Most business owners judge website speed the same way:
“If it seems fast on my computer, it’s probably fine.”
Unfortunately, Google doesn’t score you on how things feel on your computer.
It scores you on how fast your pages load for everyone else — on old phones, average Wi-Fi, and 4G networks.
Here’s what small businesses need to know.
Core Web Vitals changed the game
Google’s ranking system now evaluates:
- Largest Contentful Paint (LCP) — how long it takes before the main content loads
- Interaction to Next Paint (INP) — how responsive your site feels when clicking, scrolling, and tapping
- Cumulative Layout Shift (CLS) — whether elements jump around while loading
If your site is “fast enough” to you but scoring poorly in Web Vitals, Google sees it as slow — and ranks you accordingly.

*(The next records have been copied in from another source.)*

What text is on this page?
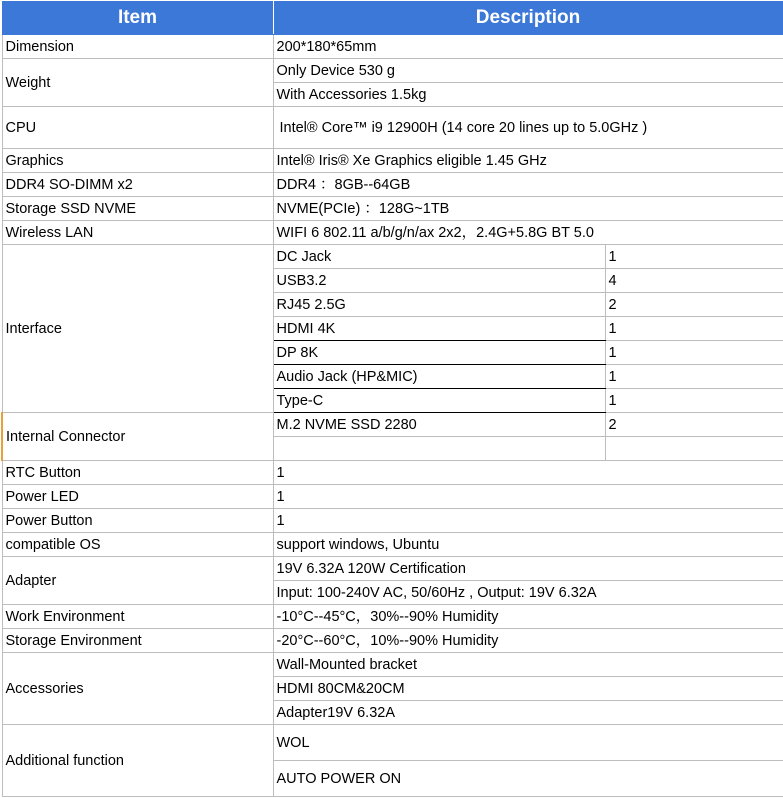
Item	Description	
Dimension	200*180*65mm	
Weight	Only Device 530 g	
	With Accessories 1.5kg	
CPU	Intel® Core™ i9 12900H (14 core 20 lines up to 5.0GHz )	
Graphics	Intel® Iris® Xe Graphics eligible 1.45 GHz	
DDR4 SO-DIMM x2	DDR4 ：8GB--64GB	
Storage SSD NVME	NVME(PCIe) ：128G~1TB	
Wireless LAN	WIFI 6 802.11 a/b/g/n/ax 2x2，2.4G+5.8G BT 5.0	
Interface	DC Jack	1
	USB3.2	4
	RJ45 2.5G	2
	HDMI 4K	1
	DP 8K	1
	Audio Jack (HP&MIC)	1
	Type-C	1
Internal Connector	M.2 NVME SSD 2280	2

RTC Button	1	
Power LED	1	
Power Button	1	
compatible OS	support windows, Ubuntu	
Adapter	19V 6.32A 120W Certification	
	Input: 100-240V AC, 50/60Hz , Output: 19V 6.32A	
Work Environment	-10°C--45°C，30%--90% Humidity	
Storage Environment	-20°C--60°C，10%--90% Humidity	
Accessories	Wall-Mounted bracket	
	HDMI 80CM&20CM	
	Adapter19V 6.32A	
Additional function	WOL	
	AUTO POWER ON	
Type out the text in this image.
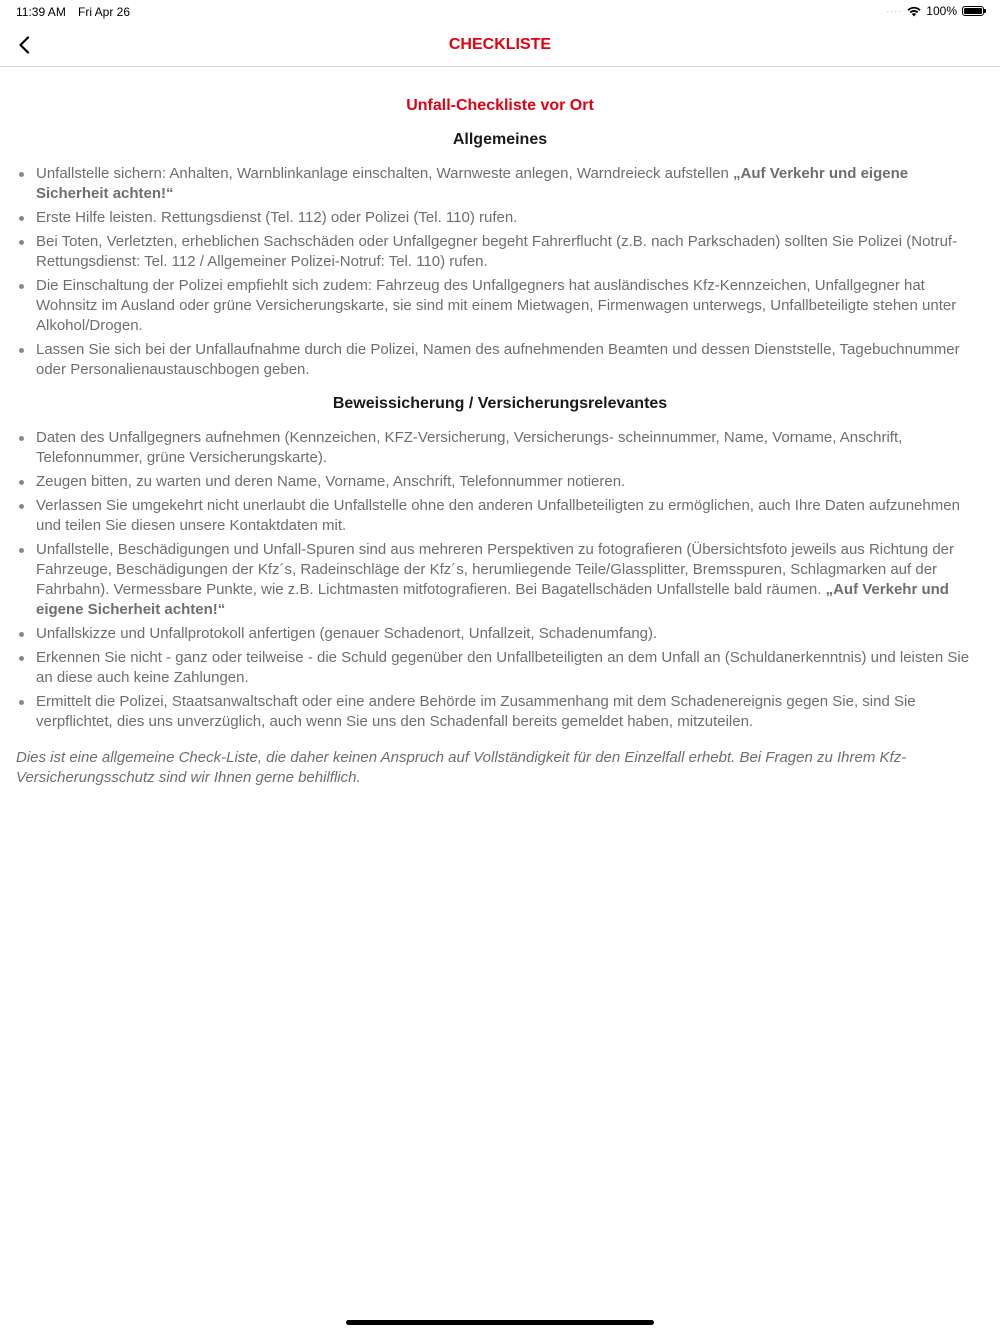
11:39 AM Fri Apr 26	···· 100%
CHECKLISTE
Unfall-Checkliste vor Ort
Allgemeines
Unfallstelle sichern: Anhalten, Warnblinkanlage einschalten, Warnweste anlegen, Warndreieck aufstellen „Auf Verkehr und eigene Sicherheit achten!“
Erste Hilfe leisten. Rettungsdienst (Tel. 112) oder Polizei (Tel. 110) rufen.
Bei Toten, Verletzten, erheblichen Sachschäden oder Unfallgegner begeht Fahrerflucht (z.B. nach Parkschaden) sollten Sie Polizei (Notruf-Rettungsdienst: Tel. 112 / Allgemeiner Polizei-Notruf: Tel. 110) rufen.
Die Einschaltung der Polizei empfiehlt sich zudem: Fahrzeug des Unfallgegners hat ausländisches Kfz-Kennzeichen, Unfallgegner hat Wohnsitz im Ausland oder grüne Versicherungskarte, sie sind mit einem Mietwagen, Firmenwagen unterwegs, Unfallbeteiligte stehen unter Alkohol/Drogen.
Lassen Sie sich bei der Unfallaufnahme durch die Polizei, Namen des aufnehmenden Beamten und dessen Dienststelle, Tagebuchnummer oder Personalienaustauschbogen geben.
Beweissicherung / Versicherungsrelevantes
Daten des Unfallgegners aufnehmen (Kennzeichen, KFZ-Versicherung, Versicherungs- scheinnummer, Name, Vorname, Anschrift, Telefonnummer, grüne Versicherungskarte).
Zeugen bitten, zu warten und deren Name, Vorname, Anschrift, Telefonnummer notieren.
Verlassen Sie umgekehrt nicht unerlaubt die Unfallstelle ohne den anderen Unfallbeteiligten zu ermöglichen, auch Ihre Daten aufzunehmen und teilen Sie diesen unsere Kontaktdaten mit.
Unfallstelle, Beschädigungen und Unfall-Spuren sind aus mehreren Perspektiven zu fotografieren (Übersichtsfoto jeweils aus Richtung der Fahrzeuge, Beschädigungen der Kfz´s, Radeinschläge der Kfz´s, herumliegende Teile/Glassplitter, Bremsspuren, Schlagmarken auf der Fahrbahn). Vermessbare Punkte, wie z.B. Lichtmasten mitfotografieren. Bei Bagatellschäden Unfallstelle bald räumen. „Auf Verkehr und eigene Sicherheit achten!“
Unfallskizze und Unfallprotokoll anfertigen (genauer Schadenort, Unfallzeit, Schadenumfang).
Erkennen Sie nicht - ganz oder teilweise - die Schuld gegenüber den Unfallbeteiligten an dem Unfall an (Schuldanerkenntnis) und leisten Sie an diese auch keine Zahlungen.
Ermittelt die Polizei, Staatsanwaltschaft oder eine andere Behörde im Zusammenhang mit dem Schadenereignis gegen Sie, sind Sie verpflichtet, dies uns unverzüglich, auch wenn Sie uns den Schadenfall bereits gemeldet haben, mitzuteilen.
Dies ist eine allgemeine Check-Liste, die daher keinen Anspruch auf Vollständigkeit für den Einzelfall erhebt. Bei Fragen zu Ihrem Kfz-Versicherungsschutz sind wir Ihnen gerne behilflich.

Hosting plays a bigger role than most people expect
A well-built site can still perform terribly if:
- the server is shared
- TTFB (time to first byte) is slow
- assets aren’t served through a quality CDN
- caching is inconsistent
Improving these pieces usually delivers instant gains.
Your users judge speed differently than Lighthouse
Real users care about:
- how quickly they can see the page
- whether they can tap immediately
- whether dropdowns, forms, carts, and search boxes respond reliably
A 2.0s LCP can feel great.
A 2.0s delay after clicking a button feels broken.
Small improvements add up
For many organizations, bringing performance from “okay” to “excellent” can mean:
- 10–25% more conversions
- reduced bounce rate
- higher search visibility
- less user frustration
Performance compounds — the longer it’s good, the more benefit you gain.
What to do next
Performance isn’t about chasing perfect scores. It’s about ensuring your site feels effortless to use on every device. The right infrastructure and the right tuning go a long way.